Adding the story context to the photo makes its usage even stranger. The thorough, fascinating article, by Roni Caryn Rabin, discusses a proposal in Israel to screen a portion of its citizenry for a BRCA mutation. The debate touches on everything from genetic risk to religious observances to the stratified, racialized culture there that keeps Ashkenazi Jews at the top of the societal hierarchy. The proposed national screening would only cover Ashkenazis, who Rabin reports, are more than twice as likely to carry a mutation than the general population:
The goal of a proposed universal screening program would be to identify an estimated 30,000 Israeli women who have the mutations. So far, with sporadic testing, about 6,000 of them have been found, many only after a cancer diagnosis, said Dr. Ephrat Levy-Lahad, the coordinator of the Israel Genetics Consortium.
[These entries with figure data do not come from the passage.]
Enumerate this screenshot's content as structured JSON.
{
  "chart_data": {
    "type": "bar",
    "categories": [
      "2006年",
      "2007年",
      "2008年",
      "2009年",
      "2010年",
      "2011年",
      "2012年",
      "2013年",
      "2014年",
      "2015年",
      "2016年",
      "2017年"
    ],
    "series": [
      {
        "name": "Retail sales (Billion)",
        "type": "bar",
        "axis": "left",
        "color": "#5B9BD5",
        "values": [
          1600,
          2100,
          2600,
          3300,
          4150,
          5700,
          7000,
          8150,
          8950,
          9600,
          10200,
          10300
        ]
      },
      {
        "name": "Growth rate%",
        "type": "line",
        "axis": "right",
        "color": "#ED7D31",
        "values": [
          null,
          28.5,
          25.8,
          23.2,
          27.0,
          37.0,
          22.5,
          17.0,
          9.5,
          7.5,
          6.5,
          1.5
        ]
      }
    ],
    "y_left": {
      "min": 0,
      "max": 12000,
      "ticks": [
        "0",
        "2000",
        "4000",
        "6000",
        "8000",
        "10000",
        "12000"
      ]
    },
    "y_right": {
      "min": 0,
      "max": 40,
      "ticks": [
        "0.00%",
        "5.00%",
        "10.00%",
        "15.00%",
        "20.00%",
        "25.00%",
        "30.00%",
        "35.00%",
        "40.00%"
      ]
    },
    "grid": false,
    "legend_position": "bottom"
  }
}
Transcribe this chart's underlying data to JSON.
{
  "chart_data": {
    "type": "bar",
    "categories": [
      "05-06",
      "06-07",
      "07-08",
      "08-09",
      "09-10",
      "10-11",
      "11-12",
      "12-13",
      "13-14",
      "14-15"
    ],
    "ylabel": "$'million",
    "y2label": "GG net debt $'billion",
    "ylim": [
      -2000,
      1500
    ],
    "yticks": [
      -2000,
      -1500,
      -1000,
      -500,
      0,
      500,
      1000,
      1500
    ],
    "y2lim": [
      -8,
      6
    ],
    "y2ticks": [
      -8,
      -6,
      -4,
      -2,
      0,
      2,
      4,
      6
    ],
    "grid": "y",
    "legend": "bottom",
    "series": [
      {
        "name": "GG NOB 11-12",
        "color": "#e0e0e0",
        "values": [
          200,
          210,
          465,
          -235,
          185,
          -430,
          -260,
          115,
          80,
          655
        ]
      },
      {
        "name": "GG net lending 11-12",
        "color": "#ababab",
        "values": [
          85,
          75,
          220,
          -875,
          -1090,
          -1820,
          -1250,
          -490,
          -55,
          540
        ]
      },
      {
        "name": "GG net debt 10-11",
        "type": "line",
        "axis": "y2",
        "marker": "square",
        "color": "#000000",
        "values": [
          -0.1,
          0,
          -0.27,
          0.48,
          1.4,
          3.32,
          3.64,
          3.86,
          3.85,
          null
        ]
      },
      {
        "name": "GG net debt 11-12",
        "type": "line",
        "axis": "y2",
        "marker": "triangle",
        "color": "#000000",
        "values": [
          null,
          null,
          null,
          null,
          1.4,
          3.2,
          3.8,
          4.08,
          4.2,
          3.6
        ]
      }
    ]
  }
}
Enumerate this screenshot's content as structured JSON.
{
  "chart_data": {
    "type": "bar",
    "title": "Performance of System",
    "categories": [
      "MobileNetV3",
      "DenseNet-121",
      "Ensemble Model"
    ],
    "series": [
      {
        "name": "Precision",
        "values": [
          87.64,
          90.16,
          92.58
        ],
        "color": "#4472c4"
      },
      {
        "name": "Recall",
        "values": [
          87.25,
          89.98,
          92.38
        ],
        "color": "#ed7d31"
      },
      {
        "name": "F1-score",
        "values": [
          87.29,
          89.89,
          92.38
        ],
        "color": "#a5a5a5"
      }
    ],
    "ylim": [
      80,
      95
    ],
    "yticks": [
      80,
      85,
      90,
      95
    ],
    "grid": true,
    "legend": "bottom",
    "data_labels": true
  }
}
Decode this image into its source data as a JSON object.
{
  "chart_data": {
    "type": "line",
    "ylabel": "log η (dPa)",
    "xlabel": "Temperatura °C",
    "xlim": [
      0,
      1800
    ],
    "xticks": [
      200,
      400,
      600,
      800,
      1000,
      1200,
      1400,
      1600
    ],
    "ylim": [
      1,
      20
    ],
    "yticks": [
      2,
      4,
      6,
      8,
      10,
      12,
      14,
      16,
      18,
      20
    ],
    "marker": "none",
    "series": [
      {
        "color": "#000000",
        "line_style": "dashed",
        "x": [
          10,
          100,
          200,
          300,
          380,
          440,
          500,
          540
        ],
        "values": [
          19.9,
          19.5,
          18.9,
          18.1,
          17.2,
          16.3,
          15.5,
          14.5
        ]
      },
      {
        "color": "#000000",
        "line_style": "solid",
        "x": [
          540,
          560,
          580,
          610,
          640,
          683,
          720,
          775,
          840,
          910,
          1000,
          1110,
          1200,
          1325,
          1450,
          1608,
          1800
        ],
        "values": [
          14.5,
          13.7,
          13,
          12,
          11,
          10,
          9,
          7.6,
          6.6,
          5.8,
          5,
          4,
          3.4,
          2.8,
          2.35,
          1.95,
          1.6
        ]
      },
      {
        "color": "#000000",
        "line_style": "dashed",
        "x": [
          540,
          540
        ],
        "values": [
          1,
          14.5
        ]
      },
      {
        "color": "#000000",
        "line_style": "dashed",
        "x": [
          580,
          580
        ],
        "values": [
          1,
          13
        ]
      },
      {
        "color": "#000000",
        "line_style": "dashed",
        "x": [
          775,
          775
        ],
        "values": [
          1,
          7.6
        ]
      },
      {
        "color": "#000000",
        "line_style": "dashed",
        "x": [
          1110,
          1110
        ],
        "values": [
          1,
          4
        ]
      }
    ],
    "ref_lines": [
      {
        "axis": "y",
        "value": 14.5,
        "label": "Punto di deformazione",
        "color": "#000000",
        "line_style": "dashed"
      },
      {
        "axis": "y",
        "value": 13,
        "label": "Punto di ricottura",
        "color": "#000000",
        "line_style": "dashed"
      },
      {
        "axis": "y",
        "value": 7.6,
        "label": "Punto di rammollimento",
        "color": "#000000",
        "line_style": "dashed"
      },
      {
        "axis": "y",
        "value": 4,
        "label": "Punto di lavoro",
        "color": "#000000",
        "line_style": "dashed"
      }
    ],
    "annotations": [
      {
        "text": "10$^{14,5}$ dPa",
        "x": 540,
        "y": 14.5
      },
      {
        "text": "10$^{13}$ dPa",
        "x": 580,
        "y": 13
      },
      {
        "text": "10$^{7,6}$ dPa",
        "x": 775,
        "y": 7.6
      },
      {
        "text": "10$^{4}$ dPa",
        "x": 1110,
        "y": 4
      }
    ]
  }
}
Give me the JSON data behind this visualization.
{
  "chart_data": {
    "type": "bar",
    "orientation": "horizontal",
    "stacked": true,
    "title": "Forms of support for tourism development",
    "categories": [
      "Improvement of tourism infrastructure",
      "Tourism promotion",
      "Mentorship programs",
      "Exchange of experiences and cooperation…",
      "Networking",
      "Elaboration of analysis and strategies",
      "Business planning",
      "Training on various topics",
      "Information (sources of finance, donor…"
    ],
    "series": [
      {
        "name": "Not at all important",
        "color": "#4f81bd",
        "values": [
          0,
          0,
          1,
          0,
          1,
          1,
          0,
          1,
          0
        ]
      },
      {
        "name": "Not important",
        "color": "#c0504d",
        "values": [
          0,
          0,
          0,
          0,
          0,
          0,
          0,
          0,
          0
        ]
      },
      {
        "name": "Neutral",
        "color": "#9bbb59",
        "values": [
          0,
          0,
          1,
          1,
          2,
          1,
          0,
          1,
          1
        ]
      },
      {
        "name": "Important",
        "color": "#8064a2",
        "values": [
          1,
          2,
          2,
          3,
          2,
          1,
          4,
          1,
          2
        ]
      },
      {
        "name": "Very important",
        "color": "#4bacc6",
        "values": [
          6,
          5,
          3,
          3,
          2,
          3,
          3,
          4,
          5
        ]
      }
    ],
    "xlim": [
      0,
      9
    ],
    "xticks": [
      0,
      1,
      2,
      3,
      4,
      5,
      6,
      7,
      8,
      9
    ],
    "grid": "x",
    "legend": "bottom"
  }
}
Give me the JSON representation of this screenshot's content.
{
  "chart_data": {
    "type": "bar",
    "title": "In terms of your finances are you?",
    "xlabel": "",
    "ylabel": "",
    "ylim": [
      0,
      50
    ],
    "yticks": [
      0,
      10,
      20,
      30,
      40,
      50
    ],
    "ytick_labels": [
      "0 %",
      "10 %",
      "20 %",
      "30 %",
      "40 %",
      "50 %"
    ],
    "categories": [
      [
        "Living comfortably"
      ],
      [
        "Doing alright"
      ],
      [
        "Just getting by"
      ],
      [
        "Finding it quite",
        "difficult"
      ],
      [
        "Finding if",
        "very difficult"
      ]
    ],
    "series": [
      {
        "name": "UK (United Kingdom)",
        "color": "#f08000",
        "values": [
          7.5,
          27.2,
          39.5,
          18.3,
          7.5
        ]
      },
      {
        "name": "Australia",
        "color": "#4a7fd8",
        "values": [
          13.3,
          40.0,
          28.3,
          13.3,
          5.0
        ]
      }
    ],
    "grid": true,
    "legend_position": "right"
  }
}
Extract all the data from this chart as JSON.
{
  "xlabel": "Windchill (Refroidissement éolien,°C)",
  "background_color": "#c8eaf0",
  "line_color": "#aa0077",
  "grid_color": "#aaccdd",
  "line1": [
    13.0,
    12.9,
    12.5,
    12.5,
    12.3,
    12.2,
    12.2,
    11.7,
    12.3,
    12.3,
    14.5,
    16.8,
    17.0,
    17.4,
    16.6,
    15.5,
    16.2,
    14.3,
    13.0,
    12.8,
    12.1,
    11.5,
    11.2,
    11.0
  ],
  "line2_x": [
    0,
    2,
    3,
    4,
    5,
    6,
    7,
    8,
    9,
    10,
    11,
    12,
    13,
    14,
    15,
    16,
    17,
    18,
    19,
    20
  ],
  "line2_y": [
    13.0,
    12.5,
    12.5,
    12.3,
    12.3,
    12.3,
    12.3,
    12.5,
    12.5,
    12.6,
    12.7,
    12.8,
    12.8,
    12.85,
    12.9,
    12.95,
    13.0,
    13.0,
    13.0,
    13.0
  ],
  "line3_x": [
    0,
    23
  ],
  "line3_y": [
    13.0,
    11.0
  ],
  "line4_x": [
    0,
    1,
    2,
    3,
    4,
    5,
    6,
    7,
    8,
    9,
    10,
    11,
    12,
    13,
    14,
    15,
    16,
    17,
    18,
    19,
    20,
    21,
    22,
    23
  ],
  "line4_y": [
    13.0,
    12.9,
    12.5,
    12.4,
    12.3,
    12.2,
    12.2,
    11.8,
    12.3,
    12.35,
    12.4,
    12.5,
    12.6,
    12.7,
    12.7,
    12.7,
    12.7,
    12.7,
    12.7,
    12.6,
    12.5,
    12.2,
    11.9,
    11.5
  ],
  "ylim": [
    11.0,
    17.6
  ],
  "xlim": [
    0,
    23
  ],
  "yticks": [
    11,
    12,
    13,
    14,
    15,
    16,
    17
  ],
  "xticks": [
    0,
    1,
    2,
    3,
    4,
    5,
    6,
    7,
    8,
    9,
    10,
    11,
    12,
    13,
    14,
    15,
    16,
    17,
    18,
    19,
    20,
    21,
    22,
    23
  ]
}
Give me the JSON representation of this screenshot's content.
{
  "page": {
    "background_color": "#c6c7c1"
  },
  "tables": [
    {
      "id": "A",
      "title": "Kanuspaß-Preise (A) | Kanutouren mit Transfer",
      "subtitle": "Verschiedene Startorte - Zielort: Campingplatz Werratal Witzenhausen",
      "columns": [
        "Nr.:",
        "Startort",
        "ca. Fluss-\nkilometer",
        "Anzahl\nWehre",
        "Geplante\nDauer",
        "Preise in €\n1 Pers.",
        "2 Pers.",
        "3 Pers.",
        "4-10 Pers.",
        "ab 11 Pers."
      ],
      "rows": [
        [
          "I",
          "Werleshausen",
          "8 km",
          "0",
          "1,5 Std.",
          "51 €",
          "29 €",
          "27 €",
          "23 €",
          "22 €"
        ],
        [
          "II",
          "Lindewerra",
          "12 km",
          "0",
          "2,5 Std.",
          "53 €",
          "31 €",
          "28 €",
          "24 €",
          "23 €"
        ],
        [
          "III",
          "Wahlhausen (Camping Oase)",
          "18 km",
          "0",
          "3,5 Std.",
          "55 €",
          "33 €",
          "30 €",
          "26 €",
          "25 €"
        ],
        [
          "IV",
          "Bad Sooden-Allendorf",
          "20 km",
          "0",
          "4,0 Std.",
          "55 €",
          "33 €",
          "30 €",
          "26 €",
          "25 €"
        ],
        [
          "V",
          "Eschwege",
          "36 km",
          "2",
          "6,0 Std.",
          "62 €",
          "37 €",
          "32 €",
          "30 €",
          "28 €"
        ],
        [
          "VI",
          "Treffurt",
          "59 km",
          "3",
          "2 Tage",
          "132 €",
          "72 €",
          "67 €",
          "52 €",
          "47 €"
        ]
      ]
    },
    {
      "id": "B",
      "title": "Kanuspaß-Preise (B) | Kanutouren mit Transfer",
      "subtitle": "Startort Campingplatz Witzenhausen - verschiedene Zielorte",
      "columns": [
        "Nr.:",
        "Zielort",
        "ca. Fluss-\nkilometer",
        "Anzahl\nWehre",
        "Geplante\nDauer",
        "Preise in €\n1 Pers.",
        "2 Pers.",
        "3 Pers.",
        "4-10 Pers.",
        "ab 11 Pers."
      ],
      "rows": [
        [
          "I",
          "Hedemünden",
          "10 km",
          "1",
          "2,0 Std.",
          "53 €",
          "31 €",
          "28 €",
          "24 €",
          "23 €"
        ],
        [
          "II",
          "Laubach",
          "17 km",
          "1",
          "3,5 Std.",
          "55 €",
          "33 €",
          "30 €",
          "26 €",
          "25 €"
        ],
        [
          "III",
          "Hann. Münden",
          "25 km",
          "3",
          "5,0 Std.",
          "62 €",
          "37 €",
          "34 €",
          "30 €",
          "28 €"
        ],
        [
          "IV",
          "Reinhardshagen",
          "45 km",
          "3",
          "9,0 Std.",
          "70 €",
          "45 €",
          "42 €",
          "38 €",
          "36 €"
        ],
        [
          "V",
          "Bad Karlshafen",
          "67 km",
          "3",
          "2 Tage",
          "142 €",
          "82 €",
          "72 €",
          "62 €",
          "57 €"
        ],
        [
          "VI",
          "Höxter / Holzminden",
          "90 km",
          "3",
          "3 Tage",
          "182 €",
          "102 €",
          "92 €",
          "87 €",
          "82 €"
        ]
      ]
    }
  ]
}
…Women who tested positive for mutations in the BRCA1 and BRCA2 genes … would be strongly encouraged to complete child bearing by their late 30s so they could have their ovaries removed by age 40. Risk-reducing mastectomies would also be offered.
So the screening program aims to identify women who would be candidates for much more drastic, and disfiguring, surgeries than the lumpectomy scar the photo depicts. Lumpectomies are used to remove a diagnosed, localized cancer, not to mitigate risk, often done by removing the majority of a woman’s breast tissue. A mastectomy patient is shown way at the bottom of the story’s online version, but that image didn’t make it into print.
Younger women who are diagnosed with breast cancer are likely to suffer from more aggressive, harder-to-treat cancers–types that usually require a mastectomy and additional treatment. The woman in the image, then–and I–are statistical rarities, and her torso misrepresents what breast cancer will look like for most of the women discussed in the story, BRCA mutation or no.
This misrepresentation is irresponsible for a paper that carries clout in setting, and furthering debates here and around the world, especially with its recent rebranding of the International Herald Tribune to the International New York Times. Breast cancer–all cancers–are big, bad, ugly diseases and rarely resemble the buxom rack splashed beneath Wednesday’s masthead.